The wild summits, rolling foothills, and deep valleys of the Pumlumon massif have for centuries acted as a formidable barrier, making this one of the least-known parts of Wales. Today, the remote, peaceful atmosphere and lack of urban centres and development are among the area’s greatest assets.
In the Middle Ages, the Cistercian abbey of Strata Florida (in Welsh, Ystrad Fflur, or plain of flowers) controlled the economy of this hill country. The abbey owned extensive tracts of land, mainly managed for profitable sheep-farming, and also exploited the rivers and lakes for fishing and the area’s mineral resources. The monks built a good network of roads, including reputedly the first bridge at Devil’s Bridge (or Pontarfynach = bridge over the monks’ river), which brought pilgrims to the abbey itself and traders from far afield to the lucrative fairs held four times a year at Ffair-rhos.
When the monasteries were broken up by Henry VIII, the Pumlumon area became a marginal land of subsistence hill farms and absentee landlords, where few outsiders visited and little changed for 250 years. Then, in the late 1700s, it was “rediscovered” by the outside world. The fashion for making “Picturesque” tours brought the leisured classes to the upland parts of Britain, there to wonder at, describe, and sketch the mountains, waterfalls, rural scenes, and ancient ruins.
Wales, having its own language and distinctive culture and heritage, seemed to these early tourists an exotic foreign land, and nowhere more so than among the hills of Cardiganshire (now Ceredigion). Despite the language barrier, many visitors remarked on the friendliness of the local people, and the absence of the rigid class divisions that existed in England. Devil’s Bridge, with its magnificent cascades and ravines, was a major attraction and became the first purpose-built tourist “resort” in Wales. Its popularity increased with the development of the nearly Hafod Estate as a model picturesque landscape. Artists, travel writers, and romantic poets celebrated the area in their works.

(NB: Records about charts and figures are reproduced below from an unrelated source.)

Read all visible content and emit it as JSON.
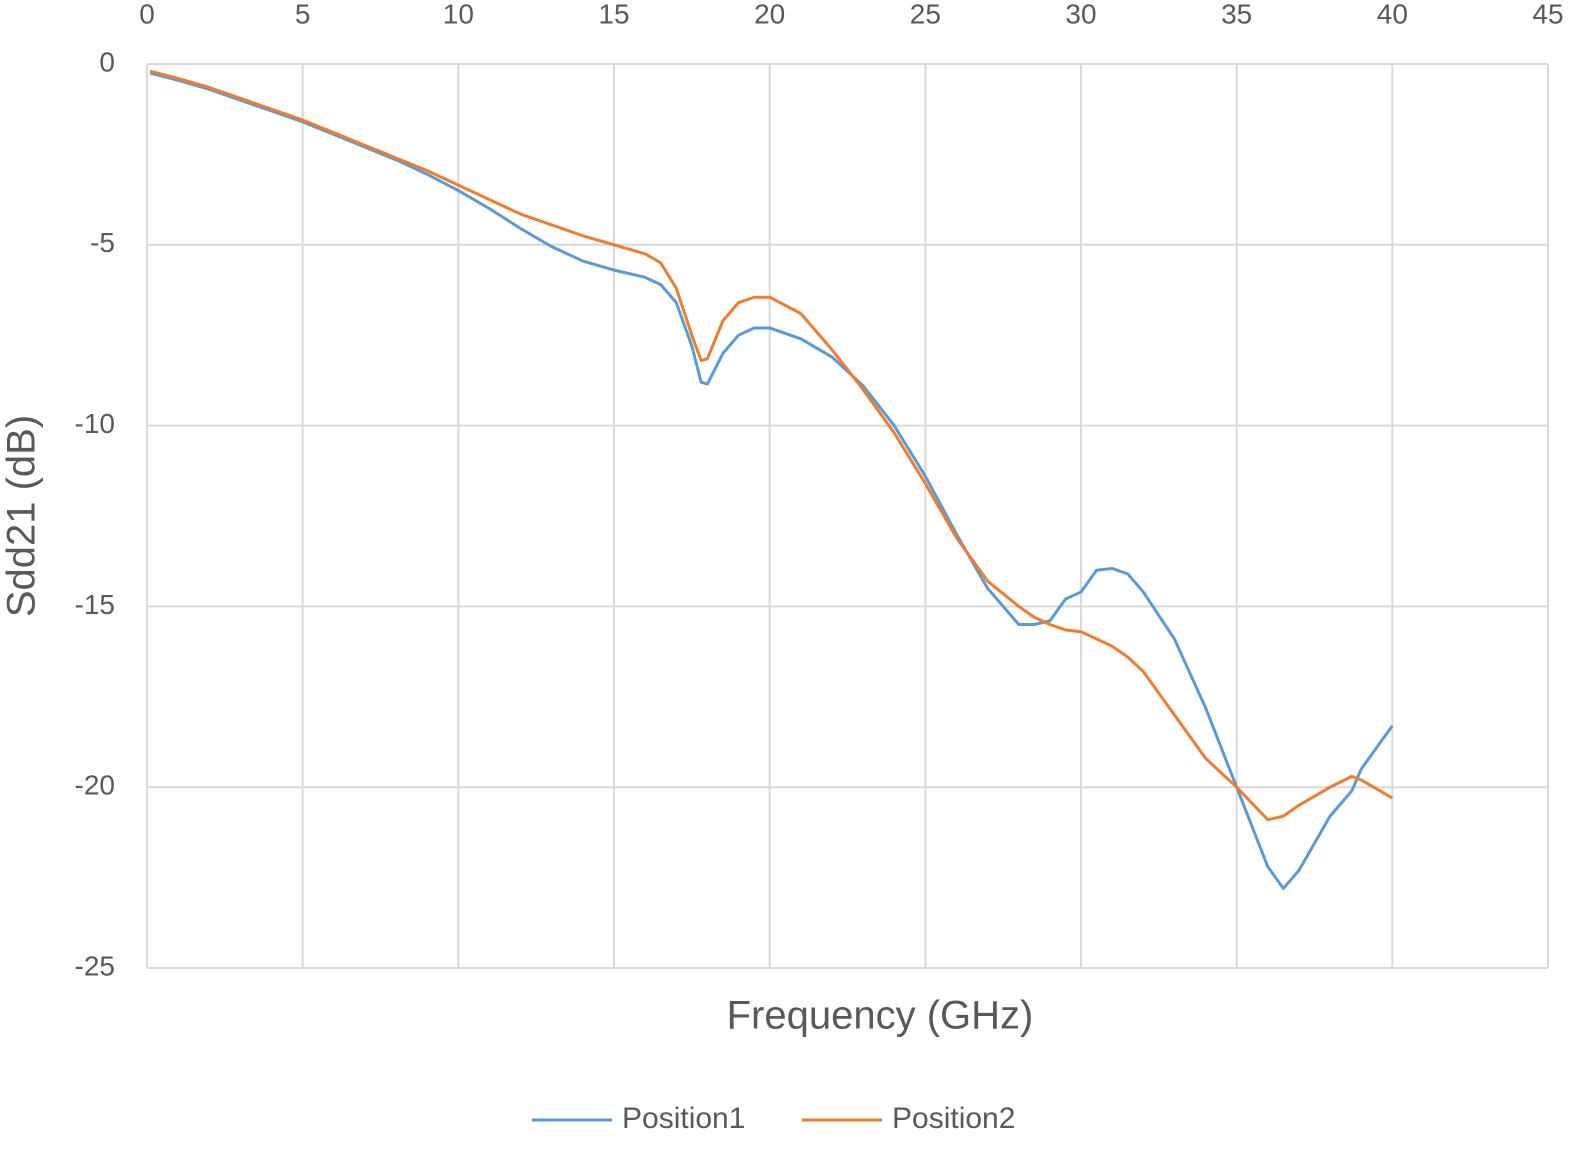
{
  "chart_data": {
    "type": "line",
    "x_label": "Frequency (GHz)",
    "y_label": "Sdd21 (dB)",
    "x": [
      0.1,
      1,
      2,
      3,
      4,
      5,
      6,
      7,
      8,
      9,
      10,
      11,
      12,
      13,
      14,
      15,
      16,
      16.5,
      17,
      17.5,
      17.8,
      18,
      18.5,
      19,
      19.5,
      20,
      21,
      22,
      23,
      24,
      25,
      26,
      27,
      28,
      28.5,
      29,
      29.5,
      30,
      30.5,
      31,
      31.5,
      32,
      33,
      34,
      35,
      36,
      36.5,
      37,
      38,
      38.7,
      39,
      40
    ],
    "series": [
      {
        "name": "Position1",
        "color": "#5b9bd5",
        "values": [
          -0.25,
          -0.45,
          -0.7,
          -1.0,
          -1.3,
          -1.6,
          -1.95,
          -2.3,
          -2.65,
          -3.05,
          -3.5,
          -4.0,
          -4.55,
          -5.05,
          -5.45,
          -5.7,
          -5.9,
          -6.1,
          -6.6,
          -7.8,
          -8.8,
          -8.85,
          -8.0,
          -7.5,
          -7.3,
          -7.3,
          -7.6,
          -8.1,
          -8.9,
          -10.0,
          -11.4,
          -13.0,
          -14.5,
          -15.5,
          -15.5,
          -15.4,
          -14.8,
          -14.6,
          -14.0,
          -13.95,
          -14.1,
          -14.6,
          -15.9,
          -17.8,
          -20.0,
          -22.2,
          -22.8,
          -22.3,
          -20.8,
          -20.1,
          -19.5,
          -18.3
        ]
      },
      {
        "name": "Position2",
        "color": "#ed7d31",
        "values": [
          -0.2,
          -0.4,
          -0.65,
          -0.95,
          -1.25,
          -1.55,
          -1.9,
          -2.25,
          -2.6,
          -2.95,
          -3.35,
          -3.75,
          -4.15,
          -4.45,
          -4.75,
          -5.0,
          -5.25,
          -5.5,
          -6.2,
          -7.5,
          -8.2,
          -8.15,
          -7.1,
          -6.6,
          -6.45,
          -6.45,
          -6.9,
          -7.9,
          -9.0,
          -10.2,
          -11.6,
          -13.1,
          -14.3,
          -15.0,
          -15.3,
          -15.5,
          -15.65,
          -15.7,
          -15.9,
          -16.1,
          -16.4,
          -16.8,
          -18.0,
          -19.2,
          -20.0,
          -20.9,
          -20.8,
          -20.5,
          -20.0,
          -19.7,
          -19.8,
          -20.3
        ]
      }
    ],
    "xlim": [
      0,
      45
    ],
    "xticks": [
      0,
      5,
      10,
      15,
      20,
      25,
      30,
      35,
      40,
      45
    ],
    "ylim": [
      -25,
      0
    ],
    "yticks": [
      0,
      -5,
      -10,
      -15,
      -20,
      -25
    ],
    "grid": true,
    "legend": "bottom"
  }
}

In sharp contrast, by the middle of the nineteenth century much of upland Ceredigion had become an industrial landscape. There had always been small-scale mining operations – in places, dating back to the Bronze Age – but from the 1830s lead mining became big business. New villages grew up, with numerous inns and a frontier character, reservoirs were constructed to provide water-power, and a railway was built from Devil’s Bridge to the coast. Miners migrated to the area from Cornwall, Yorkshire, and elsewhere: their names can be found on gravestones in country churchyards and some of their descendants are here still.
The last mine closed in the 1920s, and at around the same time forestry began to provide a significant source of employment. Today, the old mine buildings and tips have to large extent been absorbed back into the landscape, but they continue to provide a fascinating study for the industrial archaeologist.
Today, the Pumlumon area is a sum of all these historical layers in a wonderful natural setting. You can visit Devil’s Bridge and enjoy the walks down into the gorge, where the views of the falls have changed little since the first tourists arrived in the 18th century. The ruins of Strata Florida abbey are beautifully situated in a bowl in the midst of hills, with nearby the nature reserve of Cors Caron, an upland bog relic of the Ice Age.
The historic landscape at Hafod is being restored, and here you can follow scenic walks that lead you to cascades and crags, picturesque buildings and bridges, and splendid views of rivers, meadows, woods and mountains. At nearby Pwllpeiran and at a number of other sites in the area way-marked trails can be enjoyed, and there is an inexhaustible supply of public footpaths through hugely varied scenery.
You can get acquainted with the history of lead-mining in a hands-on way, including a trip underground, at the Silver Mountain Experience. The Vale of Rheidol narrow gauge steam railway, built for mineral and timber traffic in 1902, will convey you at a leisurely pace along the steep valley side, with stunning views. For those who prefer a more energetic means of transport, there are two excellent mountain-bike trails at Bwlch Nant yr Arian, with more planned for the area, and routes along quiet lanes for the more conventional cyclist.
Natural mountain lakes, old mine ponds, the reservoirs of the Rheidol hydro-electric scheme, along with rivers and streams, provide a wide choice of location for the angler and some of the best brown trout fishing in the country. With so many different habitats, the whole Pumlumon area is a paradise for bird-watchers, and even the untrained eye can quickly learn to spot our most special bird, the red kite. For close-up views, you can attend the daily kite-feeding session at Bwlch Nant yr Arian.